P O 2–P CO 2 stimulus interaction in [Ca 2+] i and CSN activity in the adult rat carotid body

Abstract

Since glomus cell intracellular calcium ([Ca 2+] i) plays a key role in generating carotid sinus nerve (CSN) discharge, we hypothesized that glomus cell [Ca 2+] i would correspond to CSN discharge rates during P O 2 –P CO 2 stimulus interaction in adult rat carotid body (CB). Accordingly, we measured steady state P O 2 –P CO 2 interaction in CSN discharge rates during hypocapnia (P CO 2 =8–10 Torr), normocapnia (P CO 2 =33–35 Torr) and hypercapnia (P CO 2 =68–70 Torr) in normoxia (P O 2 ∼130 Torr) and hypoxia (P O 2 ∼36 Torr).
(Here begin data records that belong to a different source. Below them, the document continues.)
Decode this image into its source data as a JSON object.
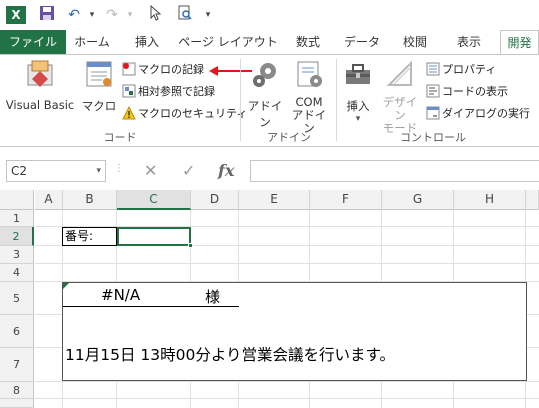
{
  "qat": {
    "logo": "X",
    "undo": "↶",
    "redo": "↷"
  },
  "tabs": {
    "file": "ファイル",
    "home": "ホーム",
    "insert": "挿入",
    "page_layout": "ページ レイアウト",
    "formulas": "数式",
    "data": "データ",
    "review": "校閲",
    "view": "表示",
    "developer": "開発"
  },
  "ribbon": {
    "code": {
      "visual_basic": "Visual Basic",
      "macro": "マクロ",
      "record_macro": "マクロの記録",
      "relative_ref": "相対参照で記録",
      "macro_security": "マクロのセキュリティ",
      "label": "コード"
    },
    "addins": {
      "addin": "アドイン",
      "com_addin_1": "COM",
      "com_addin_2": "アドイン",
      "label": "アドイン"
    },
    "controls": {
      "insert": "挿入",
      "design_mode_1": "デザイン",
      "design_mode_2": "モード",
      "properties": "プロパティ",
      "view_code": "コードの表示",
      "run_dialog": "ダイアログの実行",
      "label": "コントロール"
    }
  },
  "formula_bar": {
    "name_box": "C2",
    "fx": "fx",
    "value": ""
  },
  "sheet": {
    "columns": [
      "A",
      "B",
      "C",
      "D",
      "E",
      "F",
      "G",
      "H"
    ],
    "rows": [
      "1",
      "2",
      "3",
      "4",
      "5",
      "6",
      "7",
      "8"
    ],
    "selected_cell": "C2",
    "b2": "番号:",
    "recipient": "#N/A",
    "honorific": "様",
    "message": "11月15日  13時00分より営業会議を行います。"
  },
  "colors": {
    "accent": "#217346",
    "arrow": "#e8141b"
  }
}
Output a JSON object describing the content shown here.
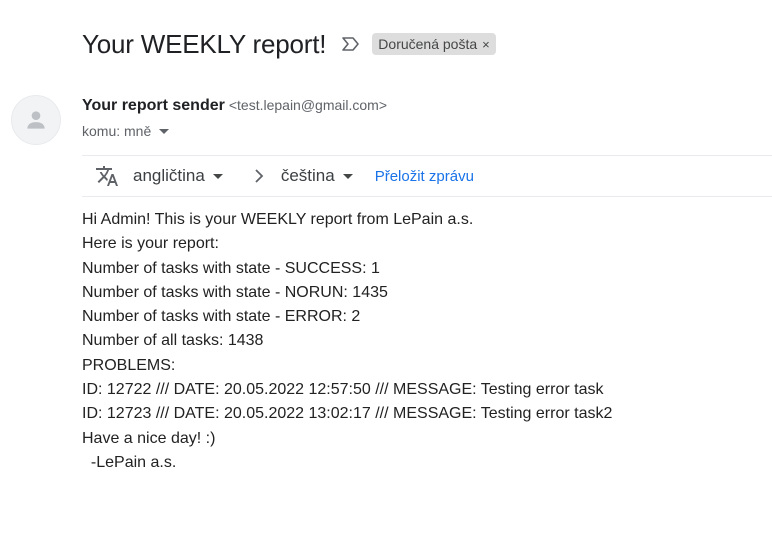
{
  "subject": {
    "title": "Your WEEKLY report!",
    "importance_icon": "importance-marker-icon",
    "label": "Doručená pošta",
    "label_remove": "×"
  },
  "sender": {
    "avatar_icon": "default-avatar-icon",
    "name": "Your report sender",
    "email": "<test.lepain@gmail.com>",
    "recipient_text": "komu: mně"
  },
  "translate_bar": {
    "icon": "translate-icon",
    "from_language": "angličtina",
    "arrow_icon": "chevron-right-icon",
    "to_language": "čeština",
    "action_label": "Přeložit zprávu"
  },
  "message": {
    "lines": [
      "Hi Admin! This is your WEEKLY report from LePain a.s.",
      "Here is your report:",
      "Number of tasks with state - SUCCESS: 1",
      "Number of tasks with state - NORUN: 1435",
      "Number of tasks with state - ERROR: 2",
      "Number of all tasks: 1438",
      "PROBLEMS:",
      "ID: 12722 /// DATE: 20.05.2022 12:57:50 /// MESSAGE: Testing error task",
      "ID: 12723 /// DATE: 20.05.2022 13:02:17 /// MESSAGE: Testing error task2",
      "Have a nice day! :)",
      "  -LePain a.s."
    ]
  },
  "colors": {
    "link": "#1a73e8",
    "label_chip_bg": "#dddddd",
    "secondary_text": "#5f6368"
  }
}
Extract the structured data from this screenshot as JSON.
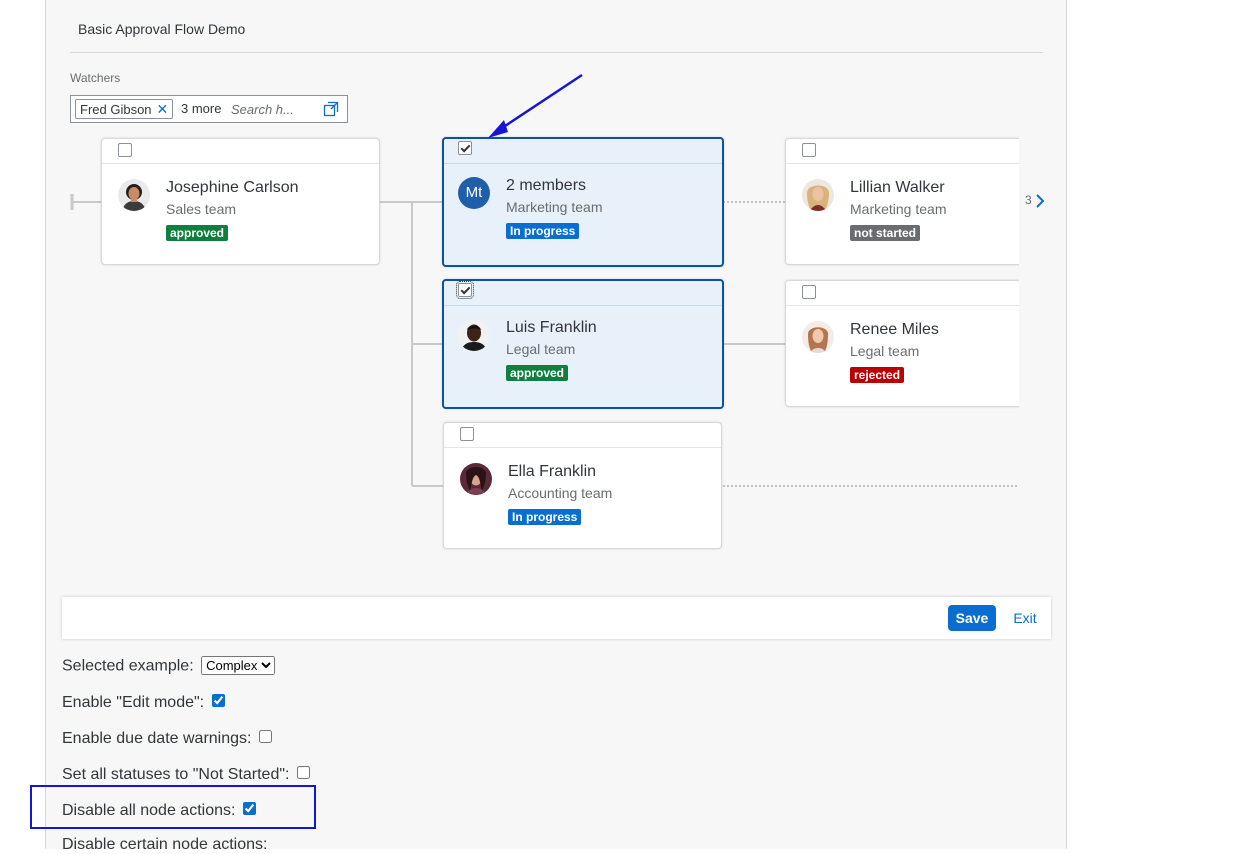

The results showed P O 2 –P CO 2 stimulus interaction in CSN responses. [Ca 2+] i levels were measured in isolated type I cells (2–3 cells/field), using Ca 2+ sensitive fluoroprobe indo-1AM. The [Ca 2+] i responses increased with increasing P CO 2 in normoxia. In hypoxia, [Ca 2+] i did not increase during hypocapnia but increased during normocapnia, showing P O 2 –P CO 2 interaction. However, CSN response during hypoxia was far greater than that for [Ca 2+] i response, particularly during hypocapnic hypoxia. Thus, the [Ca 2+] i interaction cannot account for the whole CSN interaction. The origin of this CSN P O 2– P CO 2 interaction must have occurred in part beyond cellular [Ca 2+] i interaction. Interactions at both sites (glomus cell membrane and sinus nerve endings) are reminiscent of reversible O 2–heme protein reaction with a Bohr effect.